I want this to stop….I’ve trawl thru sites trying to find the way out to no avail, I am a wimp, scared of pain, 34 and have attempted overdose with sleeping tablets, anti-d’s and recreational drugs, I drink yes but not to excess for I hate the hangover! pathetic but I try to be happy and just get on, it gets harder every night to stay sane….daytime is good I have my distractions, but at night when its quiet that when the brain starts telling me to get out, just do it it, once its done that is it, nothing, all gone, I want help, want words of comfort. I WANT THIS TO STOP!!!
4 comments
I’m like you, i can’t cause physical pain to myself anymore, something prevents from doing it, and i think it’s knowing that if i get hurt like i did before, i will feel even worse because i’ll want to feel well again.
I attempted an overdose like that too and it made me feel a failure.
Do you have someone near you to make you feel good whenever you need? Because you should share your pain with a true friend, if you can.
Don’t let your nights be quiet, leave the tv on, or turn on the radio, leave a light on, look outside, talk to a neighbour, walk the dog, call a friend, try to distract yourself as you can.
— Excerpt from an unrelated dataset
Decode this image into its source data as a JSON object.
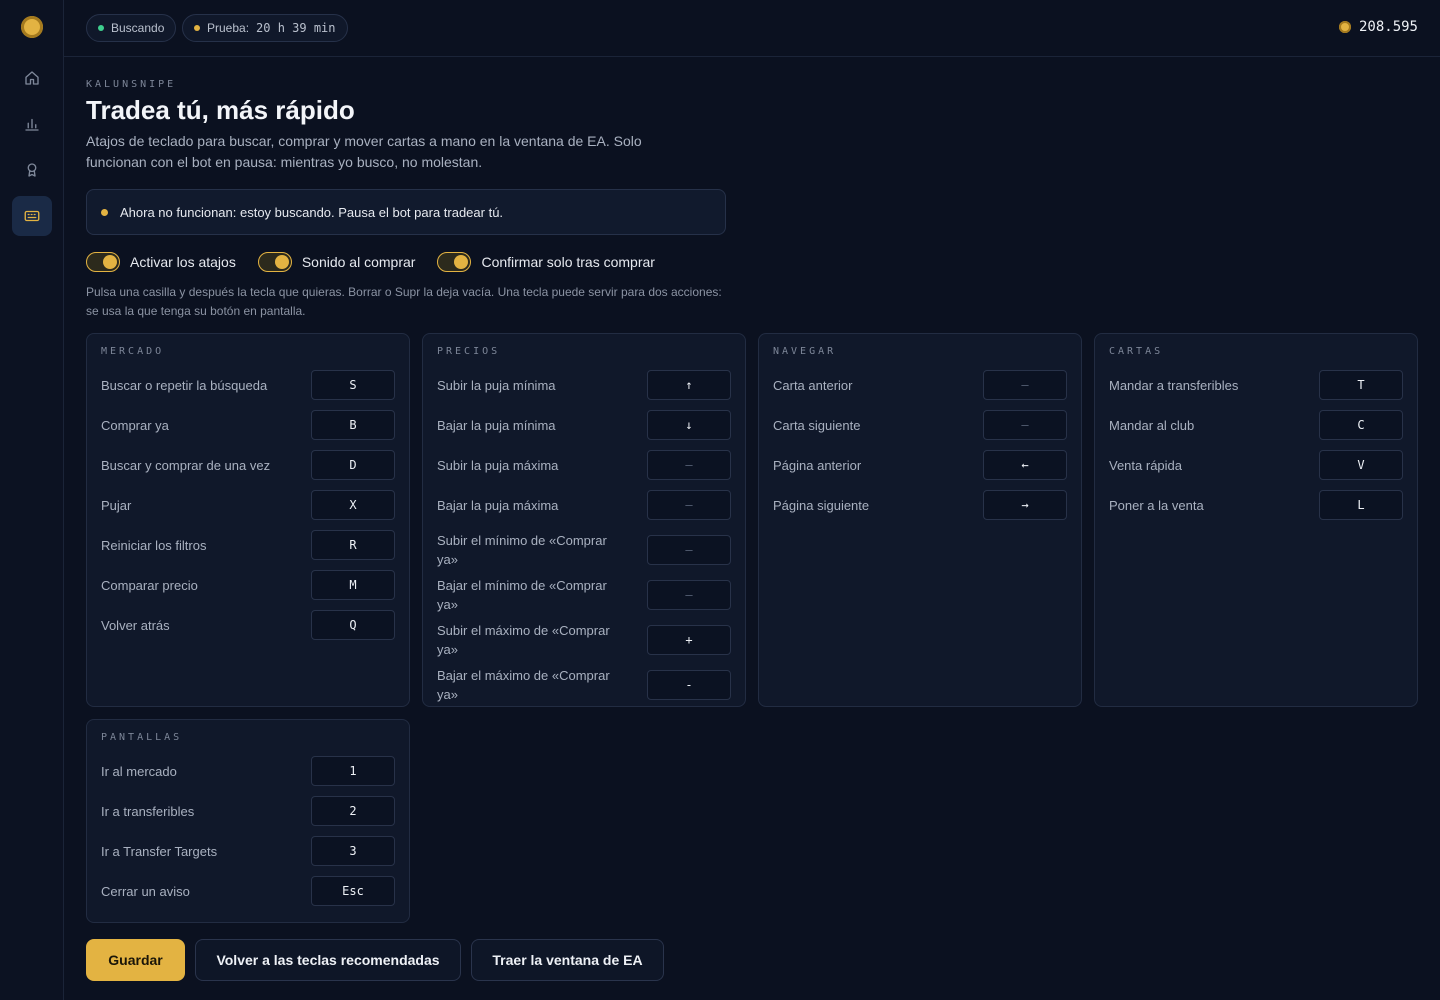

How can i help?
i feel so selfish all the time….i have dependents i have family, some who have and are going through worse situations than myself but still i feel this way…..see its all me me me i do not want to burden my friends and family they have been through enough, just dont know how anyone can help tbh just want it all to go away
I recently had to chose i wouldn’t burden other people with my problems and that just made me be completly alone again, without someone to talk to everyday.
Nobody else should carry my weight, but i really am alone.
If you have people around you who depend on you and care for you, you can share your problems with them, and spread the burden until it turns to receiving help and feeling better.
You can’t wait for it all to go away, it won’t work. Just don’t let yourself become worse, or you’ll end up feeling useless and lost like me.